Whenever you integrate some external service that exposes an HTTP API you'll end up writting a client to interact with that service.
There're many different ways to build these http clients although the 3 most common approaches I encountered are listed below.
1. Creating a client class that extends guzzle.
2. Creating a client class that handles all the logic and calls guzzle.
3. Creating a client class where all the logic is handled by guzzle middleware.
Top comments (6)
I prefer the first example. Of course, is tightly coupled by Guzzle, but you don't change the HTTP Client every day.
However, if you really want to be more general, you can use the second option with a little "upgrade": use a contract (interface) to represent the type hint into the constructor. Like you define the constructor now, the Github class is tightly coupled by Guzzle client (and you go back to the first example).
I don't mind coupling it to Guzzle either although I personally got really used with the last example because as your client might get more complicated (request logging, different authentication strategies, handling failed requests, refreshing tokens, etc.), it is pretty cool that you can extract all of that stuff to dedicated classes.
All of them are equally coupled to Guzzle: "use GuzzleHttp\Client;"
There's no way to not couple some bit of your code to Guzzle if you use Guzzle, is there?
I'd prefer writing an own http client interface and an adapter to guzzle.
So you basically have an example 2/3 in mind but decoupling guzzle with http-plug, right?

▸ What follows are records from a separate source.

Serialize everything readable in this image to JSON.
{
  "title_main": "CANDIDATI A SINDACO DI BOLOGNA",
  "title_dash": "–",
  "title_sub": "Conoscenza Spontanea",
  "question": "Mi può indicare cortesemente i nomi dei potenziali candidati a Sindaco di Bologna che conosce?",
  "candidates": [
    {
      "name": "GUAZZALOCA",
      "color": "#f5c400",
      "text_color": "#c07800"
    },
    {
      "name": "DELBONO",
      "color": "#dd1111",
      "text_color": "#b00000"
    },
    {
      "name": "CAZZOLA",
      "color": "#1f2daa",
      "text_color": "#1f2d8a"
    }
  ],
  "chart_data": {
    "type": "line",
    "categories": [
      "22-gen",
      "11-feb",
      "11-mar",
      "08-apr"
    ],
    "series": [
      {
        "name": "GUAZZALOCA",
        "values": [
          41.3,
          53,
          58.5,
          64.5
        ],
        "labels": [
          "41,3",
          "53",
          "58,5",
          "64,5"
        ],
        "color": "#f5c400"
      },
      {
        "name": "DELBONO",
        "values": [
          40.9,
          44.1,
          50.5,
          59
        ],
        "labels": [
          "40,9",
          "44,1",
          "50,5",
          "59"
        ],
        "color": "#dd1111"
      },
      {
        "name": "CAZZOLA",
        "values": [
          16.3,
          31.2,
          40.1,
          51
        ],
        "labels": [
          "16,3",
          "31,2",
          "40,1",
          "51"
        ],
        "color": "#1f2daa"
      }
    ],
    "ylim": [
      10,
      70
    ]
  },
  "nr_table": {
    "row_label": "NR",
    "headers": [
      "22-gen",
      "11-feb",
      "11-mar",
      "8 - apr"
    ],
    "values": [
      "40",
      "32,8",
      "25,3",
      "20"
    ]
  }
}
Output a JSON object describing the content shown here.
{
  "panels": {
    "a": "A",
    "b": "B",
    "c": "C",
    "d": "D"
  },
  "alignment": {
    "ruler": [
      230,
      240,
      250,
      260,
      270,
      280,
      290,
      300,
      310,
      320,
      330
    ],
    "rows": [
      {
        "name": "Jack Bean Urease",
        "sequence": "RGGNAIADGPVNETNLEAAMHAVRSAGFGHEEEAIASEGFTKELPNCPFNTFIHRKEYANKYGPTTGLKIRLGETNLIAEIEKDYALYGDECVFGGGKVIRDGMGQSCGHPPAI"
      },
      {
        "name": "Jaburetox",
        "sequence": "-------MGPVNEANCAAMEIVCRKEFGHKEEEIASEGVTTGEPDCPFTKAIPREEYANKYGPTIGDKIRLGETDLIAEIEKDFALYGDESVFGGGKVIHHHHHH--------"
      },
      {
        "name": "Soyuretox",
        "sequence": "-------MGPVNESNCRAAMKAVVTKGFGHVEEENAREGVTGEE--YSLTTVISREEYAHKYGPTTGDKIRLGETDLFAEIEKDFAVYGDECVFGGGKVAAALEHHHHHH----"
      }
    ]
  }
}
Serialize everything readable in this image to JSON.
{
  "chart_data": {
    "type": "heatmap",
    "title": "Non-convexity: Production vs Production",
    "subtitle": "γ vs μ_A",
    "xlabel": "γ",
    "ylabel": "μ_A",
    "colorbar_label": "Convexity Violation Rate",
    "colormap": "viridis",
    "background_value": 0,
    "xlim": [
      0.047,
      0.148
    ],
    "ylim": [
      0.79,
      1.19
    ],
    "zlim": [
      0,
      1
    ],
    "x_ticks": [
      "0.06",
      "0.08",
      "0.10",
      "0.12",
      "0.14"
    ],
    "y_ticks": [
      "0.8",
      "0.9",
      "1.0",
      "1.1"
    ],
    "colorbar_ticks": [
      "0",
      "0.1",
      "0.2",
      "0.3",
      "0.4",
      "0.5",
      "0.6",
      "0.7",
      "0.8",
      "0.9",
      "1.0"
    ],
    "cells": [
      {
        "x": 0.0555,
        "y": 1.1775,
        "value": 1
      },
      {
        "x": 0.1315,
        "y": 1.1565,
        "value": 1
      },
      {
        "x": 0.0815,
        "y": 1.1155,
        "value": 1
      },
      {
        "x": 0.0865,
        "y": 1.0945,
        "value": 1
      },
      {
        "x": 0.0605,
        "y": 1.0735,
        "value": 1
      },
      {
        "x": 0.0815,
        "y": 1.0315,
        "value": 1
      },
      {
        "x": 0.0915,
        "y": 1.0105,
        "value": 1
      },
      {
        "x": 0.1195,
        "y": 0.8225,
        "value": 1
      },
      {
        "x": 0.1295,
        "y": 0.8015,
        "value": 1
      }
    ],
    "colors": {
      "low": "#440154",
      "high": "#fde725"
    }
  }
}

I re-read the post and realized you were talking about integration, heh. I'll extend my comment a bit. So yes, i would write an adapter for Guzzle. If i didn't have to write that integration myself and the case would be using a library like twitteroauth then adapter again with a
TwitterApi
interface or something.In case of writing the integration myself i'd be still trying my best to make it irrelevant that i'm using guzzle or even a http client at all. After all, the client probably only cares about the data that the integration provides. This is pretty speculative as i haven't really gotten around to build any kind of meaningful abstraction over these kinds of integrations.